I have given all the required permissions. Some of the permissions are extra and may not be required. I gave the permissions to check if those permissions are the reason why I am getting the error but nothing changed.

I have also checked the token I am getting on jwt.io. I am getting the following roles

 "roles": [
     "Mail.ReadWrite",
     "User.ReadWrite.All",
     "Mail.ReadBasic.All",
     "User.Read.All",
     "Mail.Read",
     "Mail.Send",
     "Mail.ReadBasic"
  ],

I don't see any issue with the code or with the permissions that I have given but I am still missing something which I am unable to figure out. The reason why I say this is because when I tried to get user information by calling the api - https://graph.microsoft.com/v1.0/users, I get the users information as below.

value = [
{
    "businessPhones": [],
    "displayName": "user display name",
    "givenName": "user first name",
    "jobTitle": null,
    "mail": null,
    "mobilePhone": null,
    "officeLocation": null,
    "preferredLanguage": "en",
    "surname": "user last name",
    "userPrincipalName": "user information",
    "id": "user id"
    }
  ]

Any help is appreciated

Answer 1

This is because your Azure AD tenant does not have an Exchange online license under the O365 subscription. As a result, your tenant does not have the ability to send Email messages.

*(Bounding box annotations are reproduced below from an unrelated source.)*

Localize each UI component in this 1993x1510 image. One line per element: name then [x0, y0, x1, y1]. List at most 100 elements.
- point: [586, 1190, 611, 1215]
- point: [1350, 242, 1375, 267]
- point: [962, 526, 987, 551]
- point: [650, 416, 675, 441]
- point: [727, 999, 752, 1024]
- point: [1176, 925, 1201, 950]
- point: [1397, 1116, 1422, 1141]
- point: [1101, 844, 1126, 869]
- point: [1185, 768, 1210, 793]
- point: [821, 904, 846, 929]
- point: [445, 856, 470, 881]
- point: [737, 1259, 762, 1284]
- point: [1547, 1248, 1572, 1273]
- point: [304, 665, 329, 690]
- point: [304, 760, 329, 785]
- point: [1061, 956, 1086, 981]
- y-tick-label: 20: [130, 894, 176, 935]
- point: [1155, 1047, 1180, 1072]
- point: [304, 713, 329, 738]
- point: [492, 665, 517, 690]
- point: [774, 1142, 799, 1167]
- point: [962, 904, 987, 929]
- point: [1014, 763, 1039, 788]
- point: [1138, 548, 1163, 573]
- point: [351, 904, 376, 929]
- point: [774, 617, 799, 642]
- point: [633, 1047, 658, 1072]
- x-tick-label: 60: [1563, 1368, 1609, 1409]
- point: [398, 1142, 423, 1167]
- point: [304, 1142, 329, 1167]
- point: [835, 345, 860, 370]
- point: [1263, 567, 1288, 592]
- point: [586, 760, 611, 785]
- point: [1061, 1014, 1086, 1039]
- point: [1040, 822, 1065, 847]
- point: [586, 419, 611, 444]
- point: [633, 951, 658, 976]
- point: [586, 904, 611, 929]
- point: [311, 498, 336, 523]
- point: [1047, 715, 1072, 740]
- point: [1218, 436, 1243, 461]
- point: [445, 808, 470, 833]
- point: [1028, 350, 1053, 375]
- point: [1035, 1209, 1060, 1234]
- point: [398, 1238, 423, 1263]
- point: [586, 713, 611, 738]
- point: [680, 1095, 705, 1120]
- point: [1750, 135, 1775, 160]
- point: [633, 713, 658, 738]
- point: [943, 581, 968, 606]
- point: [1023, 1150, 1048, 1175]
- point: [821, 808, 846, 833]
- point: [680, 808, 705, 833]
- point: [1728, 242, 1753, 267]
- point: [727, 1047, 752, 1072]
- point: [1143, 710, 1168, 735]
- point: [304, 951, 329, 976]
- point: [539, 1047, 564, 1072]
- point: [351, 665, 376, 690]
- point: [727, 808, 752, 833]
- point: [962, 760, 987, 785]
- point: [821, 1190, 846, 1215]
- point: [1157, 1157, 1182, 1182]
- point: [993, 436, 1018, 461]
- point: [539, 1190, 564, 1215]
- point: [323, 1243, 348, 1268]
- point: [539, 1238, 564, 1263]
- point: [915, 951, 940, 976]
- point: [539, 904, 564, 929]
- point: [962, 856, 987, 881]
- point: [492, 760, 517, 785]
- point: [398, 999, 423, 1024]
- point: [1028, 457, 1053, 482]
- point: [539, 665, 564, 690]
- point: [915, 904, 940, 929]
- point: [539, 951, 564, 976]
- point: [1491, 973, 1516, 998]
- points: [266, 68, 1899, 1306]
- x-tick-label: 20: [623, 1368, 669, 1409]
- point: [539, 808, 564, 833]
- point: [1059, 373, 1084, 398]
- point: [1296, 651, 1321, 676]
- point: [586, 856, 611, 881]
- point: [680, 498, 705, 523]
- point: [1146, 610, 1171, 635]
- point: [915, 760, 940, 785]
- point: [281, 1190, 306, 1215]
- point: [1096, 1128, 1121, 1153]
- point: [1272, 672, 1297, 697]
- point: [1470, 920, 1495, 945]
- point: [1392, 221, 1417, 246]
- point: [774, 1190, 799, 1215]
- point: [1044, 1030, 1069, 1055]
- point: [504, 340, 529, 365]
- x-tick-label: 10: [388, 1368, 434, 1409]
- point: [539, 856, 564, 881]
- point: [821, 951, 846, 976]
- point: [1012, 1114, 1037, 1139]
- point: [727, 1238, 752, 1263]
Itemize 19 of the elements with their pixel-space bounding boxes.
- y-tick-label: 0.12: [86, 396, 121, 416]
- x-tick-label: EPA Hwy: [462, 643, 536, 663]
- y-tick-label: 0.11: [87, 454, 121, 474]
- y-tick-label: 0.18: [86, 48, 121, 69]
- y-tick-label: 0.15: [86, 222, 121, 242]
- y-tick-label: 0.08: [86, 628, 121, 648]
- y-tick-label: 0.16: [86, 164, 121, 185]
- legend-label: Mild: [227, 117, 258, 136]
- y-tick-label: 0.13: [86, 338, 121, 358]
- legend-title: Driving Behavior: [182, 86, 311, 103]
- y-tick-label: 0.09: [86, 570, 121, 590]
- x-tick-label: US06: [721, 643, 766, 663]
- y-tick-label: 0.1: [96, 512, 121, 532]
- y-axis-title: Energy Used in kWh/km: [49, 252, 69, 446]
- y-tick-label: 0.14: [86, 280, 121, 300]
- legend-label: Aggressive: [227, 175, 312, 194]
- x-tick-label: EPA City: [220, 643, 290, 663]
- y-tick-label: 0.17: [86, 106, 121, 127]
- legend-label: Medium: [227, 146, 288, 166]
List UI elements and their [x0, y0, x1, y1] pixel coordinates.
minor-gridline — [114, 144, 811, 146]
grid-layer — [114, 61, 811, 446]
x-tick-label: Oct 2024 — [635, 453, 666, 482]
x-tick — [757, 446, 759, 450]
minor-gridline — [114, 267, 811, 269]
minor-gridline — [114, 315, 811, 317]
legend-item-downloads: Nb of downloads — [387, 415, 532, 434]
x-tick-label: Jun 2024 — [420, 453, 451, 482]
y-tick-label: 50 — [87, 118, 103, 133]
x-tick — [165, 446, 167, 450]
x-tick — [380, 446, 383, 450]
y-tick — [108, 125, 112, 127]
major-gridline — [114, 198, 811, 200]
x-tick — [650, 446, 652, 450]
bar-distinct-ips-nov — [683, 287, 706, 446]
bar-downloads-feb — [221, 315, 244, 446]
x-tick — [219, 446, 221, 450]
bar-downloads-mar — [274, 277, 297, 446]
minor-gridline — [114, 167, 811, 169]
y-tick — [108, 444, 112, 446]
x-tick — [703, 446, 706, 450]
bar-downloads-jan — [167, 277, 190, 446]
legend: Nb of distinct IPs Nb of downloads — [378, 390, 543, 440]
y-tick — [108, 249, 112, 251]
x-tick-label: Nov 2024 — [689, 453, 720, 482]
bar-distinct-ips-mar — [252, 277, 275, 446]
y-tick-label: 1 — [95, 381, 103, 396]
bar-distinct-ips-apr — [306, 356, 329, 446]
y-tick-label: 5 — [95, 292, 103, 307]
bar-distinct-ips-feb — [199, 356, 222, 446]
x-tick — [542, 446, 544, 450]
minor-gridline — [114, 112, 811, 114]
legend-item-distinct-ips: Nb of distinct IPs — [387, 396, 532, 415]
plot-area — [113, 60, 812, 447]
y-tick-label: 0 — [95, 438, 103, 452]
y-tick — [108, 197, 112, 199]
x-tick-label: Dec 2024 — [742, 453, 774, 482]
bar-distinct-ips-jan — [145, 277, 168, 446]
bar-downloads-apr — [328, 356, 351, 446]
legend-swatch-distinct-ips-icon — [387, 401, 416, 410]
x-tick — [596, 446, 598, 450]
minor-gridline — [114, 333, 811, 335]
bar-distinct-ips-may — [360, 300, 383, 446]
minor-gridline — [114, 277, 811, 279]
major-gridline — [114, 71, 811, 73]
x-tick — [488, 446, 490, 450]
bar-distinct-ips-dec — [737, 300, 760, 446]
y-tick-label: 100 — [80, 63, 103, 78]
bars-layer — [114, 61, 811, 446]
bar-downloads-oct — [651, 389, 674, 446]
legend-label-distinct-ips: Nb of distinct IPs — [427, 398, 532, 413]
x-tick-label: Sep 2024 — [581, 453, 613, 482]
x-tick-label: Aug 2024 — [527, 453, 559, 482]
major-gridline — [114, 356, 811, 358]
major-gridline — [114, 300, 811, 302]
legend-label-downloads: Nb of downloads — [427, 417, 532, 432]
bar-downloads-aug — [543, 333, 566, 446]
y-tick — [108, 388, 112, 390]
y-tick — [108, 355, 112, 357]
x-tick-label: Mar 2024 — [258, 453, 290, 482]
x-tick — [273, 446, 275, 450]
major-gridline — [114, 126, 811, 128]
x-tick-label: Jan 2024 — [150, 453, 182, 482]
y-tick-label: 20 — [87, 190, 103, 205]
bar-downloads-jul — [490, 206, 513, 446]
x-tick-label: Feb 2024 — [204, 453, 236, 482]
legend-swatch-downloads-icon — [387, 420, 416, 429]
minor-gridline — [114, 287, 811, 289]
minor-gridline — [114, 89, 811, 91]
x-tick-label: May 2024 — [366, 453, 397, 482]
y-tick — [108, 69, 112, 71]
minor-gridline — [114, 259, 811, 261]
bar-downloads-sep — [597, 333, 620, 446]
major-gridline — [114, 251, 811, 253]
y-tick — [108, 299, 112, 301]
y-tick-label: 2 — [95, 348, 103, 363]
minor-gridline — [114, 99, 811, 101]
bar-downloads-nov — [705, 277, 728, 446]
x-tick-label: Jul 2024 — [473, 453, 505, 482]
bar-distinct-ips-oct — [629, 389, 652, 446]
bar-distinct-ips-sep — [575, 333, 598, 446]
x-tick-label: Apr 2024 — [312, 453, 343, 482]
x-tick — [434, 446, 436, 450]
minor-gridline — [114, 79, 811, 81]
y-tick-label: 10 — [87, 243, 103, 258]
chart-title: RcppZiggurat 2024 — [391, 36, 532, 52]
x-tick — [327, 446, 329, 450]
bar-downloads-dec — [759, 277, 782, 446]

If you have an o365 subscription, you'll see it here.

1.

2.

3.

Answer 2

@Chauncy Zhou was absolutely right with the solution. But there are a couple of things you need to do if you are an individual because you will not get Office 365 license in your azure account as an individual. I created a Developer.Microsoft.com account and then I used that account to create a new Azure account where I was able to add the license for Office for the Active Directory and that user. Rest of the code is already there and it works fine.